We are blogging on “Non-competes, Trade Secrets, Fiduciary Duties, and the Inevitable Disclosure Doctrine.” Mark Oberti has prepared a detailed paper on all of these issues, which can be found here.
Yesterday, we cited case law stating that, in the context of sales employees, “a covenant not to compete that extends to clients with whom a salesman had no dealings during his employment is unenforceable.” Wright v. Sport Supply Group, Inc., 137 S.W.3d 289, 292 (Tex. App.–Beaumont 2004, no pet.).

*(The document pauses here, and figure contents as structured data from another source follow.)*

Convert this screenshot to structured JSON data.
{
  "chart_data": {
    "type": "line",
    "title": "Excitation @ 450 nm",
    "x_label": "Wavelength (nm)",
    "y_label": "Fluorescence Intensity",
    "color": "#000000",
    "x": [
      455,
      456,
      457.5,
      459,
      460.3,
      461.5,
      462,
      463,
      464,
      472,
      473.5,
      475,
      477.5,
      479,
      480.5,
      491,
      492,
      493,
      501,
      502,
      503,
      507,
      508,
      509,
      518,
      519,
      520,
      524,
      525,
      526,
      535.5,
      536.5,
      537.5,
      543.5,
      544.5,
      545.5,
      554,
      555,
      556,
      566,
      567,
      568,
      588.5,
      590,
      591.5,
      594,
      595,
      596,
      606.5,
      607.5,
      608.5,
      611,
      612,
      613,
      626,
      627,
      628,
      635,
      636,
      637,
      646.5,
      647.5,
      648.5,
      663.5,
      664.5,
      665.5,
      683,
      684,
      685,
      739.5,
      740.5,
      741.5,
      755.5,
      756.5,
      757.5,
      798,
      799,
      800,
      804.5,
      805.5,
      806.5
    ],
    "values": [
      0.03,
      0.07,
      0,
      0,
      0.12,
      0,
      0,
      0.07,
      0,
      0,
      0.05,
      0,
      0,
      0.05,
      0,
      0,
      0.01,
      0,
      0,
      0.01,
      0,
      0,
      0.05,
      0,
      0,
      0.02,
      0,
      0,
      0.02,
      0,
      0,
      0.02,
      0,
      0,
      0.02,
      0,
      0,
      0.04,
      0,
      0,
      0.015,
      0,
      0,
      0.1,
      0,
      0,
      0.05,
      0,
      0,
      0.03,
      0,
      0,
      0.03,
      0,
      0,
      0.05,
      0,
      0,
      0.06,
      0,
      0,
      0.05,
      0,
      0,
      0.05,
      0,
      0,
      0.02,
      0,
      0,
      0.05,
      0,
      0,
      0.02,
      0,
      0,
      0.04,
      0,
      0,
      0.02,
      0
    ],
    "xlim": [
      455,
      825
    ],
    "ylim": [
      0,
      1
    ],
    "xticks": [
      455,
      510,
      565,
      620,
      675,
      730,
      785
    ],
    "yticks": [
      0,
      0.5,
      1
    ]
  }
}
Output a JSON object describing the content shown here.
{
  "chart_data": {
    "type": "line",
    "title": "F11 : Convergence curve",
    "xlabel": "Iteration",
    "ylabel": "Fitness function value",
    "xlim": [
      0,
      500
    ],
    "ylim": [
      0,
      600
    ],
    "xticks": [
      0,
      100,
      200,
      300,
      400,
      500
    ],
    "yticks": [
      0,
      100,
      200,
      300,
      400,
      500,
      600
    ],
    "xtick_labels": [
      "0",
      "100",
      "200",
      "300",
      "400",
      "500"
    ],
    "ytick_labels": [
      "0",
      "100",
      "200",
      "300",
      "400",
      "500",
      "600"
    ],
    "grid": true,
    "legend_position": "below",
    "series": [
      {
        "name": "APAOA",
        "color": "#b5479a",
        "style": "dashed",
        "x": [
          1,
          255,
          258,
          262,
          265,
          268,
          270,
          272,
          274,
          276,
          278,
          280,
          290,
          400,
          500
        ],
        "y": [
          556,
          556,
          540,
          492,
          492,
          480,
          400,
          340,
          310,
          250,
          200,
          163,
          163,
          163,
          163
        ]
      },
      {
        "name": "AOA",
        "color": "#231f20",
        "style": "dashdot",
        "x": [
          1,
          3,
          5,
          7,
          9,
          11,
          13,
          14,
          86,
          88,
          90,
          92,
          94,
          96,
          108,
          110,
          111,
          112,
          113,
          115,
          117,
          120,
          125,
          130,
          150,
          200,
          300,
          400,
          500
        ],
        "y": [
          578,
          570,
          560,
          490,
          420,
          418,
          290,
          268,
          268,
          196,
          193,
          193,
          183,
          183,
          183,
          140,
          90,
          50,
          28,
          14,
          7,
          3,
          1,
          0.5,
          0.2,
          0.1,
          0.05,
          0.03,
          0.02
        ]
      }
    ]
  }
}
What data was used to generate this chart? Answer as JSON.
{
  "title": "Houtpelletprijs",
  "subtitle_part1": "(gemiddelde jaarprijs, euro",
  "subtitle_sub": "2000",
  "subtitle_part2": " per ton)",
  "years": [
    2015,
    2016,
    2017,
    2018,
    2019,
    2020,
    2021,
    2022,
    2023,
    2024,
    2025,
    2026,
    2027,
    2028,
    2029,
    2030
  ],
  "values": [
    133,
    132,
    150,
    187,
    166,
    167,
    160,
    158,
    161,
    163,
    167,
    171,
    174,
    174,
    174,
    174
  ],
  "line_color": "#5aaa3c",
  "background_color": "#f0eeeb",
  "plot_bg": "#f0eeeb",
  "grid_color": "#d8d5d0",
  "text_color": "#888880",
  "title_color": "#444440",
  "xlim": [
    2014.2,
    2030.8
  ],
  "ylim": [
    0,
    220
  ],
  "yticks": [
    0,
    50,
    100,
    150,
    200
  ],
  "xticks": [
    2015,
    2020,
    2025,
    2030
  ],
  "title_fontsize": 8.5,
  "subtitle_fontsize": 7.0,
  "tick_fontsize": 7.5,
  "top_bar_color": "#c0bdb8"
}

Where the employee at-issue is not merely a salesperson, however, the above-mentioned rule does not necessarily apply. For example, in M-I LLC v. Stelly, 733 F. Supp. 2d 759 (S.D. Tex. 2010), Judge Keith Ellison reviewed a non-compete agreement that prohibited the employee from all contact with his former employer’s customers, not merely the customers he had dealings with. Id. at 798. Nevertheless, Judge Ellison upheld the non-compete agreement, stating:
Three important factors bring the Court to this conclusion. First, the short six-month duration of the covenant not to compete imposes a limited burden on Knobloch. During that six-month period, Knobloch still had several options: he could have chosen to work outside the wellbore completion industry, to work in that industry but outside of the Americas, or not to work and launch a competing business six months later. The Court is convinced that, given Knobloch’s scientific background and in-depth knowledge of the industry, all of those options remained open to him when he left his employment with SPS/GCS.
The second factor is the upper management position held by Knobloch at SPS/GCS. M-I has submitted evidence showing that Knobloch was much more than a manager and salesman for his former employer. He oversaw SPS/GCS’s relationships with major international clients. (Knobloch Dep. 85:15-86:25; Doc. No. 196, Exs. 25-27.) An engineer by training, Knobloch participated in the design of SPS/GCS’s tools and in facilitating wellbore completions. He delivered technical presentations internationally, formulated company growth strategies, and discussed product development with engineers. (Doc. No. 196, Ex. 16.) Given Knobloch’s high level of involvement in the company’s growth and development, the Court believes that restricting him from contacting SPS/GCS’s customer base was reasonable.
The third, and perhaps most important, factor goes to SPS/GCS’s protectable interest. Texas courts are generally concerned about customer contract restrictions where the client base is the protectable business interest. See, e.g., Peat Marwick Main & Co. v. Haass, 818 S.W.2d 381, 387 (Tex. 1991) (defining the business interest in that case to include preserving the firm’s client base). M-I has made a strong case that the business interest in this case extends beyond SPS/GCS’s client base, given Knobloch’s intimate knowledge of tool designs and functionality. Knobloch had access to sensitive company information, including many trade secrets. The Court is convinced that the definable business interests in this case involve not just preserving a client base, but also maintaining trade secrets and other sensitive information. The restriction on all customer contact is accordingly not an unreasonable restraint of trade as to this particular employee. See Weed Eater, Inc. v. Dowling, 562 S.W.2d 898, 902 (Tex. Civ. App.–Houston [1st Dist.] 1978, writ ref’d n.r.e.).
Id. at 798-800.
In reaching his decision in M-I LLC, Judge Ellison relied on Curtis v. Ziff Energy Group. That case also teaches that a combination of factors, including the high rank of the departing employee and unique aspects of the industry involved, may make a seemingly overbroad non-competition agreement reasonable and enforceable. In Curtis, the employee worked for the employer as the Vice President of Pipelines and Energy Marketing. The relevant covenant not to compete prohibited the employee from engaging in competitive business in Canada or the United States. In the ensuing litigation over the covenant’s enforceability, the employee claimed that he was restricted from working for any oil and gas company in North America. The employer disagreed, and submitted evidence to show the court that it limited its competitors to twenty companies, which were comprised of oil and gas consulting firms. 12 S.W.3d at 119. The Court sided with the employer, holding that, based on the employee’s “job description and responsibilities, it was reasonable to restrict [him] from working in other oil and gas consulting firms in North America for a six month period.” Id. (citing Weed Eater, Inc. v. Dowling, 562 S.W.2d 898, 902 (Tex. Civ. App.–Houston [1st Dist.] 1978, writ ref’d n.r.e.).